When the sister becomes a burden
I drop her at the railroad tracks,
her head a turquoise bauble.

When the sister grows too heavy
I take her to the convenience store
and trade her in for a pack of gum.

When my sister regresses into tantrum
I bind her in skeins of Mother’s yarn
and infinity signs of father’s cosmology.

I dress for her in a sack
when we pose for pictures
so she can stand pretty and be noticed.

Two PhD’s delivered our infant bodies
to Amerika, so I make myself less than
a person for her sake.

I try to forgive this stunt as well—
my child self mortgaged as caregiver.
My sister and I live alone in a deep well

where moon and sun change places
according to the whims of dead parents.
Bring me effigies and voodoo dolls.

My pins wound the heads of puppets.
My needles stick in the dictators’ craw,
fanning every which way.


You could say cottonwood falls to earth.
You might say the white fluff contains catkins.
Neither of these statements is wrong. They miss
the point, which is that cottonwood
makes a crevice, an outline, signals

the end of May, the beginning
of a summer always come too soon
to allow happiness, pleasure, comfort.
Driven here and there by wind, a blizzard
for those unnerved, inarticulate hungers.

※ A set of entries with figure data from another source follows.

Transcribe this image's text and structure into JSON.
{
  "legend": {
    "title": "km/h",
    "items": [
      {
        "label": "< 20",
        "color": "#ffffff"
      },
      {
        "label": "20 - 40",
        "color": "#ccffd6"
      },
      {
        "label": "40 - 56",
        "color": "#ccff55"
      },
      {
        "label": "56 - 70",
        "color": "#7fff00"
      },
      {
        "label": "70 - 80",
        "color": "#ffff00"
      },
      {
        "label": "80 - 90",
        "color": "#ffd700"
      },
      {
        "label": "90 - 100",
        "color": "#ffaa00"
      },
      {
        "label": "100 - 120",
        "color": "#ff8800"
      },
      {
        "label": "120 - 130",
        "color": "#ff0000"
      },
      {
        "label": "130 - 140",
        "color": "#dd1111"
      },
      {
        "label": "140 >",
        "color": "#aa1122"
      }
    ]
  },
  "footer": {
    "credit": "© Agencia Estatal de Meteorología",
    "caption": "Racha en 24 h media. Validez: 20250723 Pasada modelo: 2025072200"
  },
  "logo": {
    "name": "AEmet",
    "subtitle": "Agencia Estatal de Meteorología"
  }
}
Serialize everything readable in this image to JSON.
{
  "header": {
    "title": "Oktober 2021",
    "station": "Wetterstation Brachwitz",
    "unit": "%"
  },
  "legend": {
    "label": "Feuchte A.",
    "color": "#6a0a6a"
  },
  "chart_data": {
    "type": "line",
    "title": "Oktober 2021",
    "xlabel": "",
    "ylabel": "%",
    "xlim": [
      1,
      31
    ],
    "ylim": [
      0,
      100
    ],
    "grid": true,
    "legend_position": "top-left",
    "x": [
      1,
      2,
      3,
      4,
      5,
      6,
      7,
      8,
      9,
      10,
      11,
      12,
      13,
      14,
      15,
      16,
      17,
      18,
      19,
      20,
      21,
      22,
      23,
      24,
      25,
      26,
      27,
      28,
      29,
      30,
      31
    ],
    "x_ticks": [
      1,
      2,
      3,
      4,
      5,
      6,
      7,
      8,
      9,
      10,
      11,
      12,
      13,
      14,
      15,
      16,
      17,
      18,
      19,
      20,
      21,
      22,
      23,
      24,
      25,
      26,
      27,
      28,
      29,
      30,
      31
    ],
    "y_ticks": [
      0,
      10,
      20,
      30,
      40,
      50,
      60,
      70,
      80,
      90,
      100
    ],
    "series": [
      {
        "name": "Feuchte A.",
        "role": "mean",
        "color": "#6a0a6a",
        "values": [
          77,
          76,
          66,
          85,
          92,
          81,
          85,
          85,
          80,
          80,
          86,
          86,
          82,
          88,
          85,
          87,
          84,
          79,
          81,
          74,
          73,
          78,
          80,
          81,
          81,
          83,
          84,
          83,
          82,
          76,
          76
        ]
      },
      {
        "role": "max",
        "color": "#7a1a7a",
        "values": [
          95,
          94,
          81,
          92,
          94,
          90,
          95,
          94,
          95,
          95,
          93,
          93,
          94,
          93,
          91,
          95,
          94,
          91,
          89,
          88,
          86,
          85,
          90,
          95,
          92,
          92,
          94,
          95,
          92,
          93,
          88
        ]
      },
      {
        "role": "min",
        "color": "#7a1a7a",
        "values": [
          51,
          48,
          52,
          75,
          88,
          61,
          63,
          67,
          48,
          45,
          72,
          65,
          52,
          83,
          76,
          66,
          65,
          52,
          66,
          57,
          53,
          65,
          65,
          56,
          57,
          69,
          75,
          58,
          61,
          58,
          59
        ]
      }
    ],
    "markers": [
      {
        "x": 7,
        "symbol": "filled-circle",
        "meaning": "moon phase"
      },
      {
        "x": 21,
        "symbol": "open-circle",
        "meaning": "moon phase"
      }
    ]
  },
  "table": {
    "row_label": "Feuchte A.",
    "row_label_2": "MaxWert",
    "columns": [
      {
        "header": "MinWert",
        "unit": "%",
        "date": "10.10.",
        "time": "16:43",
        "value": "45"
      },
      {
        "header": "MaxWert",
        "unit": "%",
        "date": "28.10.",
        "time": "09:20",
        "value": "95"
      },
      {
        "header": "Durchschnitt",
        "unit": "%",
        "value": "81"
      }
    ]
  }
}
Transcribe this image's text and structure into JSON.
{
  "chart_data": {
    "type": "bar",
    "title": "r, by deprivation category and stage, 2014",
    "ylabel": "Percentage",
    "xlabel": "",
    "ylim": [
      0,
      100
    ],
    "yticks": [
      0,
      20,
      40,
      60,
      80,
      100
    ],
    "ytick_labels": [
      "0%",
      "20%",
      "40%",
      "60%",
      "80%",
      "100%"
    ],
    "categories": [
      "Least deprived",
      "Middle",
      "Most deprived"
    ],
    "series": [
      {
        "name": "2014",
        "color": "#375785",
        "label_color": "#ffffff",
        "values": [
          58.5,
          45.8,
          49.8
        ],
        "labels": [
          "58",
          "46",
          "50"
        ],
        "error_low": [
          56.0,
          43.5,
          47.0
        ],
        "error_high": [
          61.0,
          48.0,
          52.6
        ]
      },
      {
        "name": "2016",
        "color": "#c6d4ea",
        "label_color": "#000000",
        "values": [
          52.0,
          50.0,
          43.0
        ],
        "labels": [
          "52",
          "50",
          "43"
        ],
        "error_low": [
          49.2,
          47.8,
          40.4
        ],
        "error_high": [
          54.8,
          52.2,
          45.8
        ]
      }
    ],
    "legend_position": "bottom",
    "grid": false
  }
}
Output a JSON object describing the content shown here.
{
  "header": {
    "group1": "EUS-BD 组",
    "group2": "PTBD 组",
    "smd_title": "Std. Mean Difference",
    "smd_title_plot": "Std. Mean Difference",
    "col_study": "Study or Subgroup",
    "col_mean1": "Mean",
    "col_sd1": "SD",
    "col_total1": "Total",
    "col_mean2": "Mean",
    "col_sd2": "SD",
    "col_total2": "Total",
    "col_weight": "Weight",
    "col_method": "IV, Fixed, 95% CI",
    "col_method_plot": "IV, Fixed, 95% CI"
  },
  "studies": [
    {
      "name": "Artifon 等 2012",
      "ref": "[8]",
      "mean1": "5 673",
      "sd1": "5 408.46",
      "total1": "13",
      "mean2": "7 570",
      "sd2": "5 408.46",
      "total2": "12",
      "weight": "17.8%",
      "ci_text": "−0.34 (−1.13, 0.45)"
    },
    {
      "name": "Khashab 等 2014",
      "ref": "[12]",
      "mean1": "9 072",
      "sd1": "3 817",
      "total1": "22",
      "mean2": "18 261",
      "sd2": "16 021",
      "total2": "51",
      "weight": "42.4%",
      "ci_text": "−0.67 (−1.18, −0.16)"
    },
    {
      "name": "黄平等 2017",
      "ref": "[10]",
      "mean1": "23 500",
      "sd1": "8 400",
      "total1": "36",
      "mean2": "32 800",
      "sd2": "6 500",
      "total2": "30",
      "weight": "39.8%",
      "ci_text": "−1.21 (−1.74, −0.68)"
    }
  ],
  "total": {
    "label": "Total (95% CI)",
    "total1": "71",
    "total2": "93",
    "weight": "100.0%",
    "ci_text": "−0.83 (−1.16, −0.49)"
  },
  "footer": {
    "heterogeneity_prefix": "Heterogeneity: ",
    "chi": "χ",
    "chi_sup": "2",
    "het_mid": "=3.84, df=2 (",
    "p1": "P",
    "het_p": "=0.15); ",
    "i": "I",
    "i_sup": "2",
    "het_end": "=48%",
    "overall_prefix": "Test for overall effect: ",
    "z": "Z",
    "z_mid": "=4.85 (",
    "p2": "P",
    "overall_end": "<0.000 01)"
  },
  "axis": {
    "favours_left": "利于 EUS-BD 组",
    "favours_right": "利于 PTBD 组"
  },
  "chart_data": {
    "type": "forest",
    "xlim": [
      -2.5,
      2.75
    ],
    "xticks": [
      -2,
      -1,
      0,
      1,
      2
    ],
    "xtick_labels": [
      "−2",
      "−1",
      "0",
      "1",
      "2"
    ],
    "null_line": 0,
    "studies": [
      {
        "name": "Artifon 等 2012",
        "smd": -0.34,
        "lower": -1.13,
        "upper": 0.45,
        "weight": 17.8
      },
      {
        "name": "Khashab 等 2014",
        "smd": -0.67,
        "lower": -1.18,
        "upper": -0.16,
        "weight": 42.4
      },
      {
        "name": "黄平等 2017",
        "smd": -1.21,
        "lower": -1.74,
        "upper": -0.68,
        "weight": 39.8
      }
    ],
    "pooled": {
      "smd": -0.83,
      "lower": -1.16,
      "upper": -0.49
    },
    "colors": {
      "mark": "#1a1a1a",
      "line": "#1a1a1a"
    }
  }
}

Number the trees along the boulevard.
You could say softness, like sex, is a thing
of the past. Perhaps your face caves in,
your eyelashes shorten beneath the gaze
of a German optometrist who would

explain propagation as a matter
of numbers. Irrational to the end,
these wishes still enter through sliders,
accompany you in the car, stick
to light sweaters. May you be well, a friend

writes, thinking to cheer you up.
Whether the seeds rise or fall
sickness has taken root in your sleep.
The architecture’s ruined. For proof, stage 4
doubles as dream-time. How can you rescue

the other, lighter woman, the one
who was drowned by a mask in order
to save two lives? Her infant grew beyond
the hospital and left mama behind
to fend off these intrusive peddlers.

To My God in His Affliction

Yellow tanagers thread the great wood.
We are told suffering
builds character, told of One who came to wear
a crown of thorns, to die for our manifold sins,
to free the body of its weight.

I watch the yellow tanagers needle the great wood
behind the house, I see the same gray carpet
under my feet. I walk into the mundane
as into a city whose gates close behind me.
Where the rash spreads, I hear the voices

of May birds for whom all is green and blooming.
Rectangular screens keep all
but the smallest gnat
and the largest wolf spider from entering
the house to which I have come

chained with hours,
alone with no words to exchange—
no laughter, no children, no toys.
How imagination chafes beneath the mass
of this dull sun meant for another world.